I realized as I’ve been posting some of my old drawings that my self deprecation and self criticism has been pretty harsh. In all fairness, the samples of my art that I’ve posted was bad. Sure, I was just a kid when I drew most of that stuff, but that doesn’t change the fact that it sucked. Not everything I’ve drawn, however, has been terrible. In fact, some of it has been passably decent. And so that no one gets the idea that I was completely devoid of artistic skills, I have a few pieces to share with you.
First, we have a caricature of Adam West as Batman and Burt Ward as Robin.I drew this back in 1989, and then colored it in 1990. It was after this that I realized I couldn’t keep coloring my work with markers. I never really learned how to use any other medium other than markers, but I realized I was ruining whatever quality my work may have had. I started moving more towards more humorous work in the late 1980s and early 90s, favoring cartoons and caricatures. This Batman piece was to be one of many caricatures of characters from film and television that I loved. I only got around to doing a handful of pieces like this, before “retiring.”
This Leatherface piece was done in 1989, just as I was really hitting whatever stride I had with my adopted cartoonish style. I did this piece right around the same time I did the Batman and Robin piece, but clearly I kept it black and white.

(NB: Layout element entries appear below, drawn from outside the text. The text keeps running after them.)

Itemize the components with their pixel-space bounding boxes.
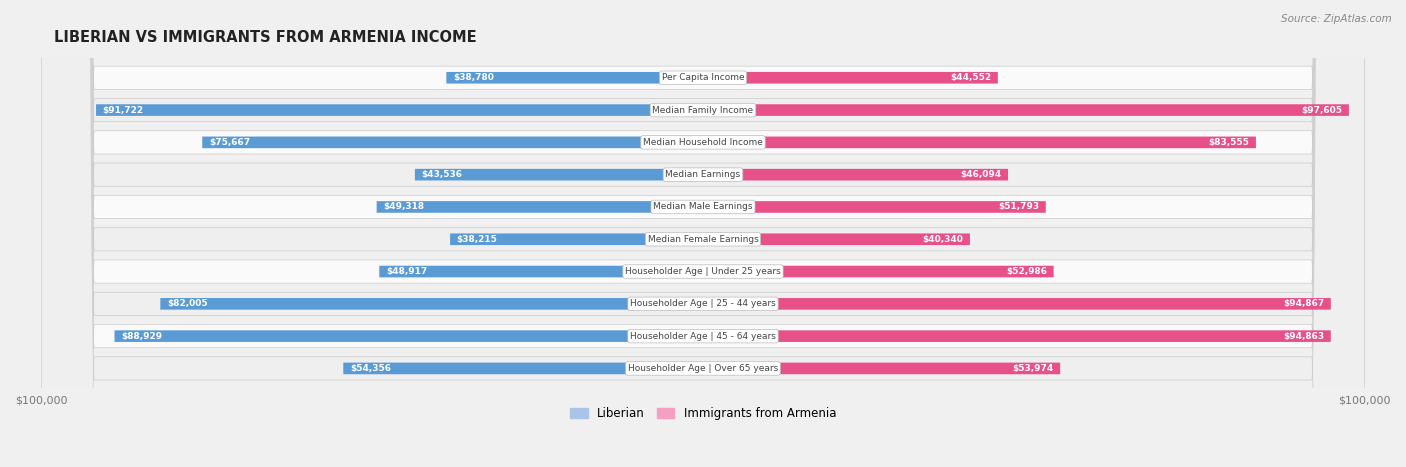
Text: Median Family Income: Median Family Income [652,106,754,114]
FancyBboxPatch shape [703,136,1256,148]
Text: $38,780: $38,780 [453,73,494,82]
Text: Per Capita Income: Per Capita Income [662,73,744,82]
Text: Median Earnings: Median Earnings [665,170,741,179]
Text: LIBERIAN VS IMMIGRANTS FROM ARMENIA INCOME: LIBERIAN VS IMMIGRANTS FROM ARMENIA INCO… [55,30,477,45]
FancyBboxPatch shape [415,169,703,180]
Text: $52,986: $52,986 [1007,267,1047,276]
Text: $75,667: $75,667 [209,138,250,147]
Text: $46,094: $46,094 [960,170,1001,179]
FancyBboxPatch shape [41,0,1365,467]
Text: $49,318: $49,318 [384,203,425,212]
FancyBboxPatch shape [703,362,1060,374]
Legend: Liberian, Immigrants from Armenia: Liberian, Immigrants from Armenia [565,402,841,425]
Text: $43,536: $43,536 [422,170,463,179]
FancyBboxPatch shape [41,0,1365,467]
FancyBboxPatch shape [703,201,1046,213]
FancyBboxPatch shape [703,266,1053,277]
Text: $82,005: $82,005 [167,299,208,308]
FancyBboxPatch shape [703,330,1330,342]
FancyBboxPatch shape [41,0,1365,467]
Text: $97,605: $97,605 [1302,106,1343,114]
Text: $88,929: $88,929 [121,332,162,340]
Text: $94,863: $94,863 [1284,332,1324,340]
FancyBboxPatch shape [446,72,703,84]
Text: Householder Age | 25 - 44 years: Householder Age | 25 - 44 years [630,299,776,308]
Text: Median Male Earnings: Median Male Earnings [654,203,752,212]
FancyBboxPatch shape [343,362,703,374]
FancyBboxPatch shape [41,0,1365,467]
Text: $40,340: $40,340 [922,235,963,244]
FancyBboxPatch shape [380,266,703,277]
FancyBboxPatch shape [703,72,998,84]
FancyBboxPatch shape [703,234,970,245]
FancyBboxPatch shape [41,0,1365,467]
Text: $53,974: $53,974 [1012,364,1053,373]
Text: $83,555: $83,555 [1208,138,1250,147]
Text: Householder Age | Under 25 years: Householder Age | Under 25 years [626,267,780,276]
Text: $48,917: $48,917 [385,267,427,276]
FancyBboxPatch shape [41,0,1365,467]
Text: $51,793: $51,793 [998,203,1039,212]
FancyBboxPatch shape [703,169,1008,180]
FancyBboxPatch shape [703,104,1348,116]
Text: $91,722: $91,722 [103,106,143,114]
FancyBboxPatch shape [41,0,1365,467]
FancyBboxPatch shape [377,201,703,213]
FancyBboxPatch shape [160,298,703,310]
Text: Median Household Income: Median Household Income [643,138,763,147]
Text: $44,552: $44,552 [950,73,991,82]
FancyBboxPatch shape [41,0,1365,467]
FancyBboxPatch shape [41,0,1365,467]
FancyBboxPatch shape [703,298,1331,310]
Text: Median Female Earnings: Median Female Earnings [648,235,758,244]
Text: $38,215: $38,215 [457,235,498,244]
FancyBboxPatch shape [450,234,703,245]
Text: $94,867: $94,867 [1282,299,1324,308]
FancyBboxPatch shape [96,104,703,116]
FancyBboxPatch shape [114,330,703,342]
Text: Source: ZipAtlas.com: Source: ZipAtlas.com [1281,14,1392,24]
FancyBboxPatch shape [202,136,703,148]
Text: Householder Age | 45 - 64 years: Householder Age | 45 - 64 years [630,332,776,340]
Text: $54,356: $54,356 [350,364,391,373]
Text: Householder Age | Over 65 years: Householder Age | Over 65 years [628,364,778,373]
FancyBboxPatch shape [41,0,1365,467]
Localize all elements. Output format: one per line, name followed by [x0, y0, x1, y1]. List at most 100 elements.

I used shading film, which was my preferred weapon of choice in creating depth and texture in much of my later work.
And here is another caricature of Leatherface and his brothers, Choptop and the Cook from Texas Chainsaw Massacre 2. For some reason I never signed this one, so I have no idea when I drew it, though if memory serves me correctly it was before the other piece.
I hope this guy is recognizable. This is from 1990. I had done several other drawings of Mr. Spock. This was meant to be the first in a series of Star Trek caricatures, but all the others turned out really crappy.
This is an illustration I did in 1990 of gorilla soldiers from Planet of the Apes. Even though I was working mostly in the more cartoonish style, once in a while I’d try to get a bit more serious. I never colored it because I was worried I would ruin it.
This last piece is a single panel cartoon I did in 1990. I started doing a lot of single panel stuff in the late 1980s. My best works were these single panel pieces, which started out humorous, but took a much more somber and political tone as time progressed. I did a series of pieces about apartheid in South Africa, then moved into the area of gang violence. This piece represents one of the last, if not the last of my single panel strips. I won’t go into the full meaning of this piece, but there is more going on than what is most obvious, and clearly I had a lot on my mind with this one.